Frustrated Lewis Pair (FLP) small molecule activation and catalysis

Imine hydrogenation catalysed by a Frustrated Lewis Pair (see: Org. Biomol. Chem., 2008, 6, 1535).

The emergence of Frustrated Lewis Pairs (FLPs) has led to the activation of small molecules using group 13 and 15 centres. This chemistry has been developed into useful chemical  transformations, where the group 15 molecule has been transformed. We are currently exploring catalytic reactivity of customised FLP.


References:

Polyhedron, 2016, 120, 36–43. 

PCcarbeneP pincer complex chemistry

PCP pincer complexes featuring alkylidene central donors have shown huge potential in synergistic metal-ligand bond-activation chemistry.

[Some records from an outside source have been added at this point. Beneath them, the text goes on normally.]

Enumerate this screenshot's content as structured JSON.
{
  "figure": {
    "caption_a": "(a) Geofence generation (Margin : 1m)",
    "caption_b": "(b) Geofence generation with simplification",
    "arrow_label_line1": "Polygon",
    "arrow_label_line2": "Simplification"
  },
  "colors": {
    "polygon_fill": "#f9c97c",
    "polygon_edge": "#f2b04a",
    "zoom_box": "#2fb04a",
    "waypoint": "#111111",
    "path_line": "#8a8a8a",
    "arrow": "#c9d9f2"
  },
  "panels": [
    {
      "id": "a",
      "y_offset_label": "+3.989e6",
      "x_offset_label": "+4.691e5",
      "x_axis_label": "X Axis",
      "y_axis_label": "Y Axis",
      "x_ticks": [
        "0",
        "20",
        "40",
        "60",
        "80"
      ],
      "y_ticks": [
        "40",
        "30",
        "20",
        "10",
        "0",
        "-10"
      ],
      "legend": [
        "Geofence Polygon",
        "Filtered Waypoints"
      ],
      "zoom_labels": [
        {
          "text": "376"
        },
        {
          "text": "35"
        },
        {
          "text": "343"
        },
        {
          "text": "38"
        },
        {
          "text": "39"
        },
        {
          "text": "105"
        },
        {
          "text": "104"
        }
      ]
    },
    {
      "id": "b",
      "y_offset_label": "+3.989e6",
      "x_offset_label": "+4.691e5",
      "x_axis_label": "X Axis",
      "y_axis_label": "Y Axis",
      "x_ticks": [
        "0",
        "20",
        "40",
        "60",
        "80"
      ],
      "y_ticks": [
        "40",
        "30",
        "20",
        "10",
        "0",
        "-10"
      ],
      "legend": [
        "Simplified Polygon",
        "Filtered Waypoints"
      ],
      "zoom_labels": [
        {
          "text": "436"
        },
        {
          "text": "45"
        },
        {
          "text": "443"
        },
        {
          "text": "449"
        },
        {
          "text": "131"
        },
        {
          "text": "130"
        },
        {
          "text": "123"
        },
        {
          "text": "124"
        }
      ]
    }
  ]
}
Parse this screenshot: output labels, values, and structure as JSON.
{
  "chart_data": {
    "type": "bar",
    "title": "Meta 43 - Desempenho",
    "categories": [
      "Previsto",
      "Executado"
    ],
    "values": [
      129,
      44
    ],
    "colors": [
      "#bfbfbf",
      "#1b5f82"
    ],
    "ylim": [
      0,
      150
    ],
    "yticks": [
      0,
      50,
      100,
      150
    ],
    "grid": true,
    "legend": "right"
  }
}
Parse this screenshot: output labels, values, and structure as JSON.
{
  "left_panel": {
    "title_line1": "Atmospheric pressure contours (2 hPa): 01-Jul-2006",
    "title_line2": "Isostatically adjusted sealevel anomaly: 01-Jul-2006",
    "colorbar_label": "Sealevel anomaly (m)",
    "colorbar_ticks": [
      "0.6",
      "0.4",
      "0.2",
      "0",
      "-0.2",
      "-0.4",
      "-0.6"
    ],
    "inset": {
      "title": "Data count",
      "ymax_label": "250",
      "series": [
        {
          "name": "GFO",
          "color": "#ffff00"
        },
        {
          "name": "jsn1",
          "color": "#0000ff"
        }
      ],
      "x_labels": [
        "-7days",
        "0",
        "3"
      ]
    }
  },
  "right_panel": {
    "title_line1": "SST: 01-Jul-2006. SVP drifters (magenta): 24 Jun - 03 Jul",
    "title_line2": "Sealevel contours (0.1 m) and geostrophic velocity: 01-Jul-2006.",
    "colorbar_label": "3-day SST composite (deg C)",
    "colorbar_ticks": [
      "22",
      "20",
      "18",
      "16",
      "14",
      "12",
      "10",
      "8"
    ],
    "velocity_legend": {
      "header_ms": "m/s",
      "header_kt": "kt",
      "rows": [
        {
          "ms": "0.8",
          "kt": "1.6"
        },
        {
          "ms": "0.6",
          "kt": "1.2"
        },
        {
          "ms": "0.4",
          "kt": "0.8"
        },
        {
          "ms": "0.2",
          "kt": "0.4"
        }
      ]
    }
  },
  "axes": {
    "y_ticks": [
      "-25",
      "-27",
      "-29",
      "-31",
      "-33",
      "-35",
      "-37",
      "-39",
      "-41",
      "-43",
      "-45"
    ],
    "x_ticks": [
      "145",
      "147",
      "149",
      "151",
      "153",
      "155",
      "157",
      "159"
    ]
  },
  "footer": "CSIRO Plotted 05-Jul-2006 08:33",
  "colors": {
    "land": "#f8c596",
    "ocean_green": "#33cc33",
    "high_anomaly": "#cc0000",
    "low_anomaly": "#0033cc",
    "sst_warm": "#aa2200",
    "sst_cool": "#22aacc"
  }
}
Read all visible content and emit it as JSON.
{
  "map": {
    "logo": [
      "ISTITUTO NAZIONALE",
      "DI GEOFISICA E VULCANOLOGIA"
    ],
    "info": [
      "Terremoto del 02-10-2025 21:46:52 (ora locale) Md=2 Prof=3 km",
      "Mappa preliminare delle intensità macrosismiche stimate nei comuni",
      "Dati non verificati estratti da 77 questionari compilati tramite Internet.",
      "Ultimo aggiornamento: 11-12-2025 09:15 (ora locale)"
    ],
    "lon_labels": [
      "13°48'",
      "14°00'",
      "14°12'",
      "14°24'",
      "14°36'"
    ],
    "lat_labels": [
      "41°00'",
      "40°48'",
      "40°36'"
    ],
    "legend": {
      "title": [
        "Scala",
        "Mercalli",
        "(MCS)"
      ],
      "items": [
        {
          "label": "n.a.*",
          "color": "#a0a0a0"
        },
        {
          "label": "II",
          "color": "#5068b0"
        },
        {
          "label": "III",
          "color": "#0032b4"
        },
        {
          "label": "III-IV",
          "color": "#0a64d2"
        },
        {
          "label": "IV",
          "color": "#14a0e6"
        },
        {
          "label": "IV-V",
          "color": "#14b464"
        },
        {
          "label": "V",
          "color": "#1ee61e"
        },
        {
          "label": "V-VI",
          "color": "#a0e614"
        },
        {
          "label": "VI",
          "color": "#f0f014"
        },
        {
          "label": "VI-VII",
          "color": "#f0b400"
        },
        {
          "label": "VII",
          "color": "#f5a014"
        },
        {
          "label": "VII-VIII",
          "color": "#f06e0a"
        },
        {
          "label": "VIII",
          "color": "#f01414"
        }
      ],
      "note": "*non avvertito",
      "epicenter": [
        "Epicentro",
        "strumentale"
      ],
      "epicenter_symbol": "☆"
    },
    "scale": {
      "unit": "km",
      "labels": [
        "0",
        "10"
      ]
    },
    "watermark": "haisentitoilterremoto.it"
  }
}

Unfortunately, these ligands are often difficult to access, especially for base metal examples. Our group has found new ways to access such complexes and is currently exploring their potential in challenging bond-activation processes and metal-ligand cooperative catalysis.


 

References:

1. Organometallics, 201736 (16), 3117–3124.

2. Dalton Trans., 2017, 46 (44), 15407–15414.

3. Chem. Sci. 2018,  Advance Article.

Acidic metal hydride chemistry

Traditionally, metal hydrides are thought of as being basic in nature. Through the use of phosphine-based pincer-type ligands, we are developing ever more acidic metal hydrides that can undergo alternate reactivity with a number of substrates as compared to their more traditionally basic counterparts.


References:

Organometallics, 2017, 36 (8), 1609–1617.

Main-group catalysis

The incorporation of C-F bonds into organic molecules is driven by the many desirable characteristics that fluorocarbons possess. Given their ever-increasing abundance in chemical industries, one area of focus in the research group is in the catalytic transformation of inert C-F bonds to other synthetically useful groups, via the use of main group Lewis acidic catalysts.

 

References:

1. RSC Adv. 2016, 6, 42708–42712.

2. Org. Lett., 2017, 19 (7), 1934–1937.